I'd like to say he went on to do a good job plowing me out, but that wouldn't be true.  He seemed afraid of the unknown dangers lurking close to my driveway and plowed a very narrow path to the road - not nearly the nice wide path his wife does for me.  And being afraid of the culvert, he left a wall of snow in front of my barn door.  Also, two minutes after I pointed out where a boulder was covered by snow, he ran his plow right into and over it, rearranging my landscaping with a loud scraping noise.  The windows were down and I heard his wife say, "She told you it was there!"  I have a feeling there was more conversation about the rock after they left. 

If I need the driveway plowed out again, I'll specify that I want the wife, not the husband.  I don't think he'd agree to come, anyway.

Tuesday, February 1, 2011

More Power, Scotty!

Storms mean power outages.  Power outages mean no water, since pumping it out of the ground requires electricity.  No water means no toilets - now, there's a major irritation.  So preparing for a storm like the one pounding us right now means checking the water supply.  I keep six full 2-1/2 gallon jugs in the garage year round:
There are two more in the house, plus a few empty ones in the basement.  If the power goes out we start filling jugs until we drain the pipes.  With judicious use, that's a few days of washing up and flushing toilets.  Ah, sweet civilization!  In the summer, when a horse might drink 5 gallons of water a day, that's barely enough for one day, and forget the washing up. 

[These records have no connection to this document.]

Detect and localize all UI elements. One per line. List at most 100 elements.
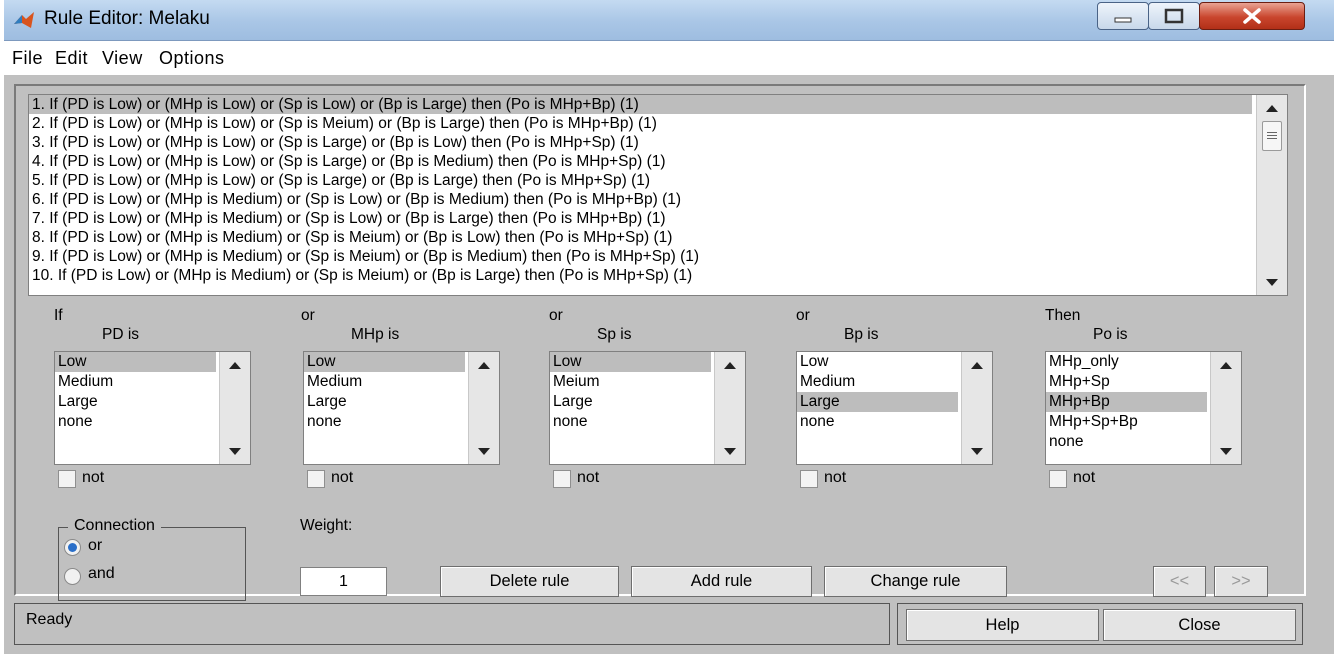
listbox-option[interactable]: Large [550, 392, 711, 412]
rule-item[interactable]: 3. If (PD is Low) or (MHp is Low) or (Sp… [29, 133, 1252, 152]
radio-and-label: and [88, 565, 115, 582]
rule-item[interactable]: 9. If (PD is Low) or (MHp is Medium) or … [29, 247, 1252, 266]
minimize-button[interactable] [1097, 2, 1149, 30]
add-rule-button[interactable]: Add rule [631, 566, 812, 597]
listbox-option[interactable]: Large [55, 392, 216, 412]
status-bar [14, 603, 890, 645]
menu-file[interactable]: File [12, 48, 43, 69]
title-bar[interactable]: Rule Editor: Melaku [4, 0, 1334, 41]
scroll-down-icon[interactable] [478, 448, 490, 455]
connector-label: Then [1045, 307, 1081, 324]
weight-input[interactable]: 1 [300, 567, 387, 596]
membership-listbox[interactable]: Low Medium Large none [796, 351, 993, 465]
help-button[interactable]: Help [906, 609, 1099, 641]
window-title: Rule Editor: Melaku [44, 8, 210, 29]
scroll-down-icon[interactable] [724, 448, 736, 455]
listbox-option[interactable]: none [55, 412, 216, 432]
listbox-option[interactable]: Meium [550, 372, 711, 392]
menu-edit[interactable]: Edit [55, 48, 88, 69]
rule-item[interactable]: 10. If (PD is Low) or (MHp is Medium) or… [29, 266, 1252, 285]
minimize-icon [1114, 17, 1132, 23]
variable-label: MHp is [351, 326, 400, 343]
listbox-option[interactable]: MHp+Sp+Bp [1046, 412, 1207, 432]
scroll-up-icon[interactable] [724, 362, 736, 369]
listbox-option[interactable]: none [550, 412, 711, 432]
listbox-option[interactable]: Medium [797, 372, 958, 392]
scroll-up-icon[interactable] [971, 362, 983, 369]
menu-view[interactable]: View [102, 48, 143, 69]
rule-item[interactable]: 8. If (PD is Low) or (MHp is Medium) or … [29, 228, 1252, 247]
variable-label: Sp is [597, 326, 632, 343]
not-label: not [824, 469, 847, 486]
connector-label: or [549, 307, 563, 324]
rule-editor-window: Rule Editor: Melaku File Edit View Optio… [4, 0, 1334, 654]
listbox-scrollbar[interactable] [219, 352, 250, 464]
radio-and[interactable] [64, 568, 81, 585]
connection-title: Connection [68, 517, 161, 535]
rule-item[interactable]: 1. If (PD is Low) or (MHp is Low) or (Sp… [29, 95, 1252, 114]
delete-rule-button[interactable]: Delete rule [440, 566, 619, 597]
scroll-down-icon[interactable] [1266, 279, 1278, 286]
not-checkbox[interactable] [800, 470, 818, 488]
matlab-logo-icon [14, 12, 34, 28]
membership-listbox[interactable]: Low Medium Large none [303, 351, 500, 465]
connector-label: If [54, 307, 63, 324]
listbox-option[interactable]: Low [55, 352, 216, 372]
listbox-option[interactable]: none [304, 412, 465, 432]
listbox-scrollbar[interactable] [468, 352, 499, 464]
scroll-up-icon[interactable] [229, 362, 241, 369]
listbox-option[interactable]: Large [797, 392, 958, 412]
rule-list-scrollbar[interactable] [1256, 95, 1287, 295]
close-icon [1243, 8, 1261, 24]
listbox-option[interactable]: MHp_only [1046, 352, 1207, 372]
rule-rows: 1. If (PD is Low) or (MHp is Low) or (Sp… [29, 95, 1287, 285]
listbox-option[interactable]: none [1046, 432, 1207, 452]
rule-item[interactable]: 6. If (PD is Low) or (MHp is Medium) or … [29, 190, 1252, 209]
membership-listbox[interactable]: Low Meium Large none [549, 351, 746, 465]
maximize-icon [1164, 8, 1184, 24]
membership-listbox[interactable]: Low Medium Large none [54, 351, 251, 465]
close-window-button[interactable] [1199, 2, 1305, 30]
listbox-option[interactable]: Medium [304, 372, 465, 392]
rule-item[interactable]: 4. If (PD is Low) or (MHp is Low) or (Sp… [29, 152, 1252, 171]
radio-selected-dot [68, 543, 77, 552]
prev-rule-button[interactable]: << [1153, 566, 1206, 597]
not-label: not [577, 469, 600, 486]
rule-item[interactable]: 5. If (PD is Low) or (MHp is Low) or (Sp… [29, 171, 1252, 190]
not-checkbox[interactable] [58, 470, 76, 488]
listbox-scrollbar[interactable] [714, 352, 745, 464]
listbox-scrollbar[interactable] [961, 352, 992, 464]
listbox-scrollbar[interactable] [1210, 352, 1241, 464]
not-checkbox[interactable] [553, 470, 571, 488]
listbox-option[interactable]: Low [304, 352, 465, 372]
scroll-up-icon[interactable] [1266, 105, 1278, 112]
close-button[interactable]: Close [1103, 609, 1296, 641]
maximize-button[interactable] [1148, 2, 1200, 30]
not-checkbox[interactable] [307, 470, 325, 488]
not-checkbox[interactable] [1049, 470, 1067, 488]
listbox-option[interactable]: Large [304, 392, 465, 412]
status-text: Ready [26, 611, 73, 628]
listbox-option[interactable]: none [797, 412, 958, 432]
radio-or[interactable] [64, 539, 81, 556]
scroll-down-icon[interactable] [1220, 448, 1232, 455]
connector-label: or [796, 307, 810, 324]
next-rule-button[interactable]: >> [1214, 566, 1268, 597]
scroll-thumb[interactable] [1262, 121, 1282, 151]
listbox-option[interactable]: Medium [55, 372, 216, 392]
rule-item[interactable]: 2. If (PD is Low) or (MHp is Low) or (Sp… [29, 114, 1252, 133]
change-rule-button[interactable]: Change rule [824, 566, 1007, 597]
listbox-option[interactable]: Low [550, 352, 711, 372]
rule-list[interactable]: 1. If (PD is Low) or (MHp is Low) or (Sp… [28, 94, 1288, 296]
listbox-option[interactable]: Low [797, 352, 958, 372]
listbox-option[interactable]: MHp+Bp [1046, 392, 1207, 412]
menu-options[interactable]: Options [159, 48, 225, 69]
scroll-down-icon[interactable] [229, 448, 241, 455]
scroll-down-icon[interactable] [971, 448, 983, 455]
rule-item[interactable]: 7. If (PD is Low) or (MHp is Medium) or … [29, 209, 1252, 228]
scroll-up-icon[interactable] [478, 362, 490, 369]
radio-or-label: or [88, 537, 103, 554]
scroll-up-icon[interactable] [1220, 362, 1232, 369]
listbox-option[interactable]: MHp+Sp [1046, 372, 1207, 392]
membership-listbox[interactable]: MHp_only MHp+Sp MHp+Bp MHp+Sp+Bp none [1045, 351, 1242, 465]
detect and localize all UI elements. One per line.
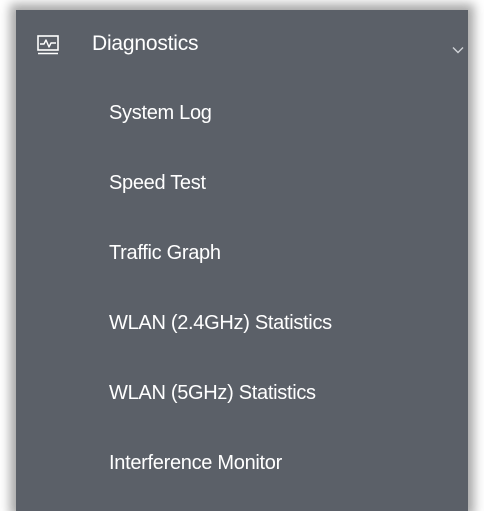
submenu-item-label: System Log [109, 102, 212, 124]
diagnostics-menu: Diagnostics System Log Speed Test Traffi… [16, 10, 468, 511]
diagnostics-menu-header[interactable]: Diagnostics [16, 10, 468, 80]
submenu-item-label: Speed Test [109, 172, 206, 194]
submenu-item-label: Interference Monitor [109, 452, 282, 474]
submenu-item-label: WLAN (5GHz) Statistics [109, 382, 316, 404]
submenu-item-wlan-2-4ghz-statistics[interactable]: WLAN (2.4GHz) Statistics [16, 290, 468, 360]
submenu-item-wlan-5ghz-statistics[interactable]: WLAN (5GHz) Statistics [16, 360, 468, 430]
submenu-item-system-log[interactable]: System Log [16, 80, 468, 150]
submenu-item-label: WLAN (2.4GHz) Statistics [109, 312, 332, 334]
submenu-item-interference-monitor[interactable]: Interference Monitor [16, 430, 468, 500]
submenu-item-speed-test[interactable]: Speed Test [16, 150, 468, 220]
submenu-item-traffic-graph[interactable]: Traffic Graph [16, 220, 468, 290]
submenu-item-label: Traffic Graph [109, 242, 221, 264]
diagnostics-menu-title: Diagnostics [92, 32, 199, 55]
chart-monitor-icon [37, 35, 59, 55]
chevron-down-icon[interactable] [452, 46, 464, 54]
page: Diagnostics System Log Speed Test Traffi… [0, 0, 484, 511]
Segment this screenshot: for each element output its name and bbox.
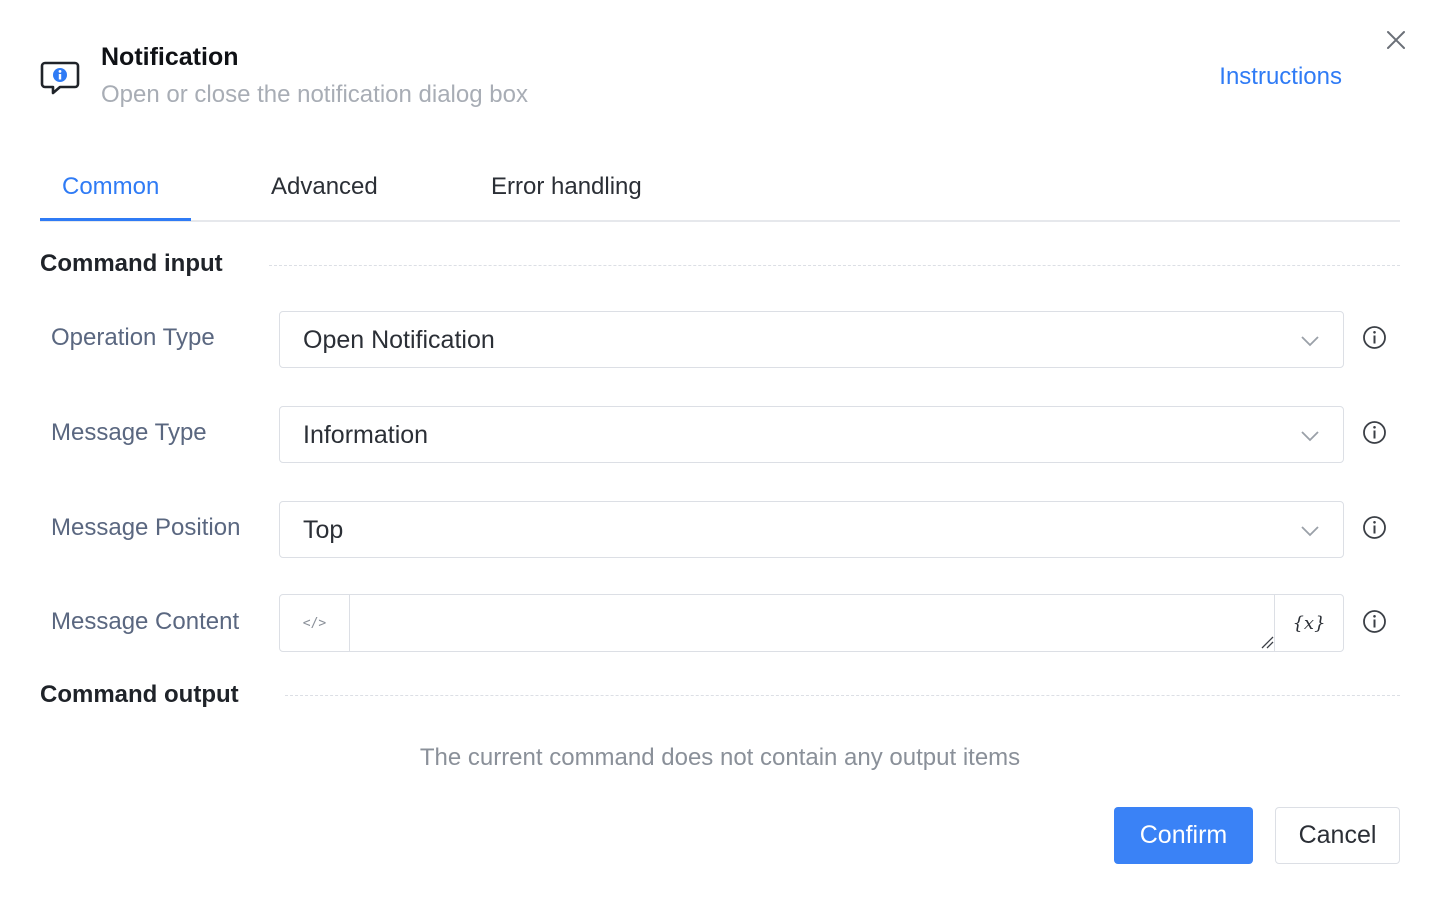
cancel-button[interactable]: Cancel [1275,807,1400,864]
variable-icon: {x} [1292,612,1326,634]
chevron-down-icon [1301,526,1319,537]
active-tab-indicator [40,218,191,221]
dialog-title: Notification [101,43,239,71]
message-type-label: Message Type [51,419,207,446]
resize-handle-icon[interactable] [1260,635,1274,649]
message-content-label: Message Content [51,608,240,635]
tab-bar: Common Advanced Error handling [40,160,1400,222]
operation-type-value: Open Notification [303,326,495,354]
message-type-value: Information [303,421,429,449]
message-content-field: </> {x} [279,594,1344,652]
message-position-select[interactable]: Top [279,501,1344,558]
command-input-title: Command input [40,250,223,277]
instructions-link[interactable]: Instructions [1219,62,1342,92]
close-icon[interactable] [1382,26,1410,54]
command-output-title: Command output [40,681,239,708]
chevron-down-icon [1301,336,1319,347]
empty-output-message: The current command does not contain any… [419,744,1021,771]
code-icon: </> [302,615,327,631]
message-info-icon [40,57,82,99]
message-content-input[interactable] [351,595,1275,651]
tab-common[interactable]: Common [62,172,159,202]
section-divider [285,695,1400,696]
info-icon[interactable] [1362,420,1387,445]
info-icon[interactable] [1362,325,1387,350]
dialog-subtitle: Open or close the notification dialog bo… [101,81,528,108]
message-position-label: Message Position [51,514,241,541]
info-icon[interactable] [1362,609,1387,634]
chevron-down-icon [1301,431,1319,442]
tab-advanced[interactable]: Advanced [271,172,378,202]
code-toggle-button[interactable]: </> [280,595,350,651]
insert-variable-button[interactable]: {x} [1274,595,1343,651]
info-icon[interactable] [1362,515,1387,540]
section-divider [269,265,1400,266]
confirm-button[interactable]: Confirm [1114,807,1253,864]
tab-error-handling[interactable]: Error handling [491,172,642,202]
operation-type-select[interactable]: Open Notification [279,311,1344,368]
message-type-select[interactable]: Information [279,406,1344,463]
operation-type-label: Operation Type [51,324,215,351]
message-position-value: Top [303,516,344,544]
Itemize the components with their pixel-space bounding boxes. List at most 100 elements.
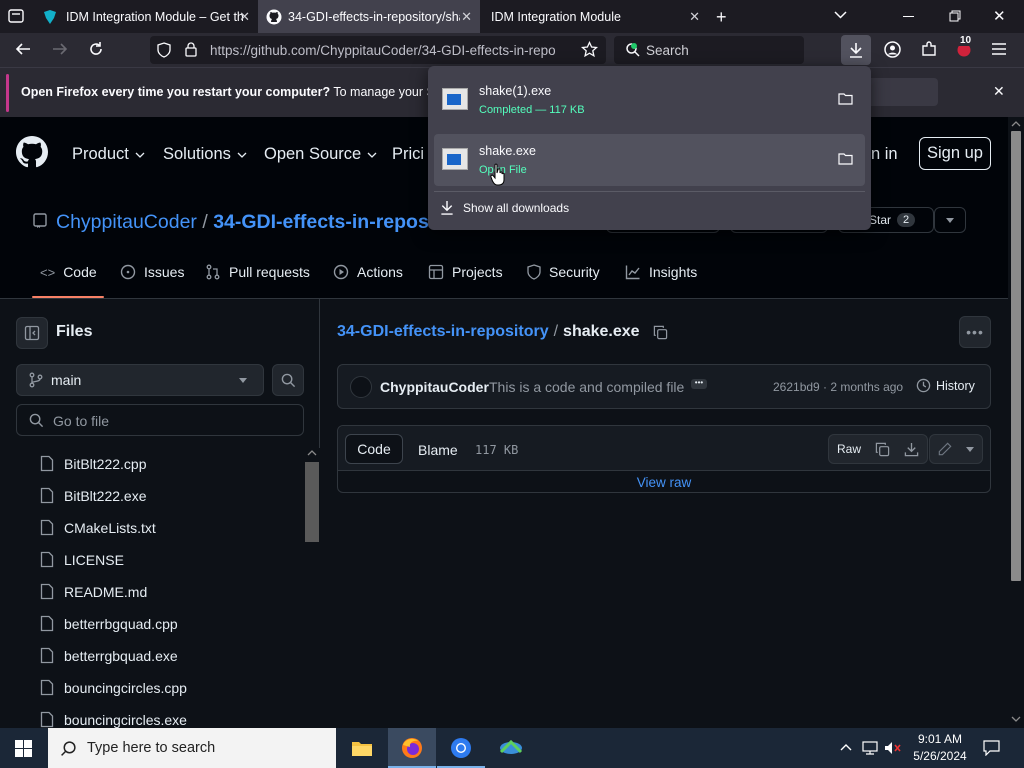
edit-button[interactable]: [929, 434, 983, 464]
notification-close-icon[interactable]: ✕: [993, 83, 1005, 100]
tab-github-shake[interactable]: 34-GDI-effects-in-repository/sha ✕: [258, 0, 480, 33]
page-scrollbar[interactable]: [1008, 117, 1024, 728]
nav-product[interactable]: Product: [72, 145, 145, 164]
clock-date[interactable]: 5/26/2024: [910, 749, 970, 763]
shield-icon[interactable]: [157, 42, 171, 58]
file-item[interactable]: BitBlt222.exe: [40, 487, 147, 504]
commit-expand-icon[interactable]: •••: [691, 379, 707, 389]
search-files-button[interactable]: [272, 364, 304, 396]
branch-selector[interactable]: main: [16, 364, 264, 396]
github-logo-icon[interactable]: [16, 136, 48, 168]
copy-icon[interactable]: [875, 442, 890, 457]
repo-tab-projects[interactable]: Projects: [428, 264, 503, 280]
star-dropdown-button[interactable]: [934, 207, 966, 233]
restore-icon[interactable]: [949, 10, 961, 22]
nav-open-source[interactable]: Open Source: [264, 145, 377, 164]
file-item[interactable]: bouncingcircles.cpp: [40, 679, 187, 696]
raw-button[interactable]: Raw: [828, 434, 928, 464]
chrome-taskbar-button[interactable]: [437, 728, 485, 768]
repo-tab-security[interactable]: Security: [527, 264, 600, 280]
forward-arrow-icon[interactable]: [52, 41, 68, 57]
firefox-taskbar-button[interactable]: [388, 728, 436, 768]
repo-tab-pull-requests[interactable]: Pull requests: [205, 264, 310, 280]
breadcrumb-sep: /: [553, 323, 559, 340]
file-item[interactable]: LICENSE: [40, 551, 124, 568]
repo-tab-insights[interactable]: Insights: [625, 264, 697, 280]
search-bar[interactable]: Search: [614, 36, 804, 64]
download-filename: shake.exe: [479, 144, 536, 158]
tab-idm-get[interactable]: IDM Integration Module – Get th ✕: [34, 0, 258, 33]
file-item[interactable]: README.md: [40, 583, 147, 600]
repo-tab-code[interactable]: <> Code: [40, 264, 97, 280]
page-scroll-thumb[interactable]: [1011, 131, 1021, 581]
back-arrow-icon[interactable]: [15, 41, 31, 57]
more-options-button[interactable]: •••: [959, 316, 991, 348]
network-icon[interactable]: [862, 741, 878, 755]
file-item[interactable]: CMakeLists.txt: [40, 519, 156, 536]
bookmark-star-icon[interactable]: [581, 41, 598, 58]
close-tab-icon[interactable]: ✕: [689, 9, 700, 25]
tab-idm-module[interactable]: IDM Integration Module ✕: [480, 0, 708, 33]
tab-overflow-chevron-icon[interactable]: [834, 11, 847, 19]
commit-hash-time[interactable]: 2621bd9 · 2 months ago: [773, 380, 903, 394]
lock-icon[interactable]: [185, 42, 197, 57]
close-tab-icon[interactable]: ✕: [239, 9, 250, 25]
url-bar[interactable]: https://github.com/ChyppitauCoder/34-GDI…: [150, 36, 606, 64]
hamburger-menu-icon[interactable]: [992, 43, 1006, 55]
tray-chevron-up-icon[interactable]: [840, 744, 852, 751]
sign-up-button[interactable]: Sign up: [919, 137, 991, 170]
file-item[interactable]: betterrgbquad.exe: [40, 647, 178, 664]
scroll-up-arrow-icon[interactable]: [1011, 121, 1021, 127]
commit-author[interactable]: ChyppitauCoder: [380, 379, 489, 395]
history-link[interactable]: History: [916, 378, 975, 393]
window-close-icon[interactable]: ✕: [993, 7, 1006, 25]
notifications-icon[interactable]: [983, 740, 1000, 756]
notification-bold: Open Firefox every time you restart your…: [21, 85, 331, 99]
repo-owner-link[interactable]: ChyppitauCoder: [56, 211, 197, 233]
new-tab-icon[interactable]: +: [716, 7, 727, 28]
download-item[interactable]: shake(1).exe Completed — 117 KB: [434, 74, 865, 126]
windows-start-icon[interactable]: [15, 740, 32, 757]
account-icon[interactable]: [884, 41, 901, 58]
volume-muted-icon[interactable]: [884, 741, 902, 755]
scroll-down-arrow-icon[interactable]: [1011, 716, 1021, 722]
reload-icon[interactable]: [88, 41, 104, 57]
nav-solutions[interactable]: Solutions: [163, 145, 247, 164]
downloads-panel: shake(1).exe Completed — 117 KB shake.ex…: [428, 66, 871, 230]
minimize-icon[interactable]: [903, 16, 914, 17]
file-explorer-icon[interactable]: [351, 739, 373, 757]
idm-taskbar-button[interactable]: [486, 728, 534, 768]
file-item[interactable]: bouncingcircles.exe: [40, 711, 187, 728]
repo-name-link[interactable]: 34-GDI-effects-in-repos: [213, 211, 429, 233]
avatar[interactable]: [350, 376, 372, 398]
view-raw-link[interactable]: View raw: [338, 475, 990, 490]
sidebar-scrollbar[interactable]: [304, 448, 320, 728]
open-folder-icon[interactable]: [838, 152, 853, 165]
sign-in-link[interactable]: n in: [871, 145, 898, 164]
open-folder-icon[interactable]: [838, 92, 853, 105]
downloads-button[interactable]: [841, 35, 871, 65]
breadcrumb-repo-link[interactable]: 34-GDI-effects-in-repository: [337, 323, 549, 341]
commit-message[interactable]: This is a code and compiled file: [489, 379, 684, 395]
code-view-tab[interactable]: Code: [345, 434, 403, 464]
clock-time[interactable]: 9:01 AM: [916, 732, 964, 746]
notification-action-button[interactable]: [866, 78, 938, 106]
repo-tab-actions[interactable]: Actions: [333, 264, 403, 280]
repo-tab-issues[interactable]: Issues: [120, 264, 184, 280]
go-to-file-input[interactable]: Go to file: [16, 404, 304, 436]
nav-pricing[interactable]: Prici: [392, 145, 424, 164]
file-item[interactable]: BitBlt222.cpp: [40, 455, 147, 472]
tab-list-icon[interactable]: [8, 9, 24, 23]
show-all-downloads[interactable]: Show all downloads: [440, 200, 569, 215]
collapse-sidebar-button[interactable]: [16, 317, 48, 349]
taskbar-search-box[interactable]: Type here to search: [48, 728, 336, 768]
close-tab-icon[interactable]: ✕: [461, 9, 472, 25]
scroll-up-arrow-icon[interactable]: [307, 450, 317, 456]
download-icon[interactable]: [904, 442, 919, 457]
file-item[interactable]: betterrbgquad.cpp: [40, 615, 178, 632]
extensions-puzzle-icon[interactable]: [921, 41, 937, 57]
breadcrumb-file: shake.exe: [563, 323, 640, 340]
copy-path-icon[interactable]: [653, 325, 668, 340]
blame-view-tab[interactable]: Blame: [418, 442, 458, 458]
sidebar-scroll-thumb[interactable]: [305, 462, 319, 542]
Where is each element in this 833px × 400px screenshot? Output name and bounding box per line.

Power outages also mean no computer, which means I am reduced to writing the old fashioned way with a pen and paper - in my opinion, one step above a stone tablet and chisel.  To be prepared I usually print out the last 2 or 3 pages of my work in progress before the storm hits.  That way I can review and edit, which helps me slip back into the story.  My output suffers, but it's better than nothing.  I'm hoping that doesn't happen with this storm, but with a foot of snow pulling down tree limbs and power lines, I can't count on it. 

So... Water bottles are full.  Pages are printed.  Warp speed, Mr. Sulu, and keep those engines running, Scotty!